Con l’entrata in funzione del sistema di salvaguardia della Laguna avremo il primo esempio di porto regolato, con chiusure temporanee degli approdi. Stiamo lavorando assiduamente con l’ente portuale su questo aspetto, così come su quello, altrettanto importante, delle nuove regole per il rinnovo delle concessioni.  


Come escono le attività portuali dalla tempesta Covid?
Lo scalo ha dimostrato di essere resiliente. D’altro canto è il punto di riferimento logistico di un importante regione manifatturiera votata all’export. I traffici siderurgici e rinfuse, ad esempio, hanno tenuto bene mentre il calo dei container è imputabile anche alla perdita della linea diretta con la Cina. Pesa senza dubbio l’azzeramento delle crociere. In sintesi ci lecchiamo le ferite nella consapevolezza che risolvendo i problemi strutturali di cui prima ci sarebbero tutte le condizioni per una ripresa duratura. 

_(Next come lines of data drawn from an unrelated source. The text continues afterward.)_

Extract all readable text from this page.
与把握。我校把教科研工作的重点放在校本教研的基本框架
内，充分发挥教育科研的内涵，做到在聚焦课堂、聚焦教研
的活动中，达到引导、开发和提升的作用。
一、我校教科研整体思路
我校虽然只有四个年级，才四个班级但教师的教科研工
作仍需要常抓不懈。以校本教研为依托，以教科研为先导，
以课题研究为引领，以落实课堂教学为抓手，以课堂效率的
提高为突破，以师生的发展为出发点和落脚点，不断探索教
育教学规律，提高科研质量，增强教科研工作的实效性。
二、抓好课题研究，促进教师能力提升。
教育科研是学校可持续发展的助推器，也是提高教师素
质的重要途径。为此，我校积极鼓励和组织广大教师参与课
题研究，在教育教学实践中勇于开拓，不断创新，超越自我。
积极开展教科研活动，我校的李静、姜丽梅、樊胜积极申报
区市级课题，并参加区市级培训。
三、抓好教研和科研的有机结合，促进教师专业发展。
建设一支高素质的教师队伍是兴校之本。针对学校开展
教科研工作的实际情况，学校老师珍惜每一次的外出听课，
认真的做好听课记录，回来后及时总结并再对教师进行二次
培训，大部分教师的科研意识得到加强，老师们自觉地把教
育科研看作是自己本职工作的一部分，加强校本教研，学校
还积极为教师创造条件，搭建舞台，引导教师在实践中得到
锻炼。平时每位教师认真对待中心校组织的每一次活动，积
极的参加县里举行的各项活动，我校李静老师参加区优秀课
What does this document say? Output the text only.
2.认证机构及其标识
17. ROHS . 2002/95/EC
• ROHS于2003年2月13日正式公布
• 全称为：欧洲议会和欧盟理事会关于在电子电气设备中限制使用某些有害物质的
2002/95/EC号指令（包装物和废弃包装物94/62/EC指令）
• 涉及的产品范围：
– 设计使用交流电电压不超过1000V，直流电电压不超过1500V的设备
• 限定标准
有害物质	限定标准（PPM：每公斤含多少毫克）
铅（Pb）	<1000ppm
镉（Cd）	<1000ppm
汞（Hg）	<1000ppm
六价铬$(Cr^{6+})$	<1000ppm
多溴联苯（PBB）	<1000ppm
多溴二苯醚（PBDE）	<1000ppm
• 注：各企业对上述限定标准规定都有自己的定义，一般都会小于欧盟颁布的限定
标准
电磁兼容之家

Cosa possono fare gli agenti marittimi come categoria per favorire questa ripresa?
Stiamo lavorando moltissimo sulla questione del porto regolato e sul concetto portato avanti a livello europeo del “port of call optimisation”. Come agenti siamo in possesso di tutte le informazioni primarie che riguardano le toccate delle navi. Queste ultime possono essere utilizzate per l’ottimizzazione dei parametri di impatto ambientale ed efficienza operativa delle operazioni navali. Sapere in anticipo della chiusura del Mose permetterebbe di indicare ad una unità un rallentamento della velocità, evitando eccessivi consumi di carburante e attese in rada con le macchine accese. In Nord Europa questi temi vedono già le prime applicazioni dell’intelligenza artificiale. Noi ci stiamo attivando per condividere le nostre informazioni all’interno del port community center. 


E per il futuro?
Risolte le problematiche strutturali del porto potremo recuperare la linea diretta con Far East e impegnarci in un’efficiente opera di marketing territoriale. Le potenzialità ci sono tutte. Sia nel settore container sia nel project cargo, dove Venezia rappresenta un’eccellenza. Qui, ad esempio, con un’estensione delle autorizzazioni operativa h24 potremmo ulteriormente espandere i servizi dello scalo.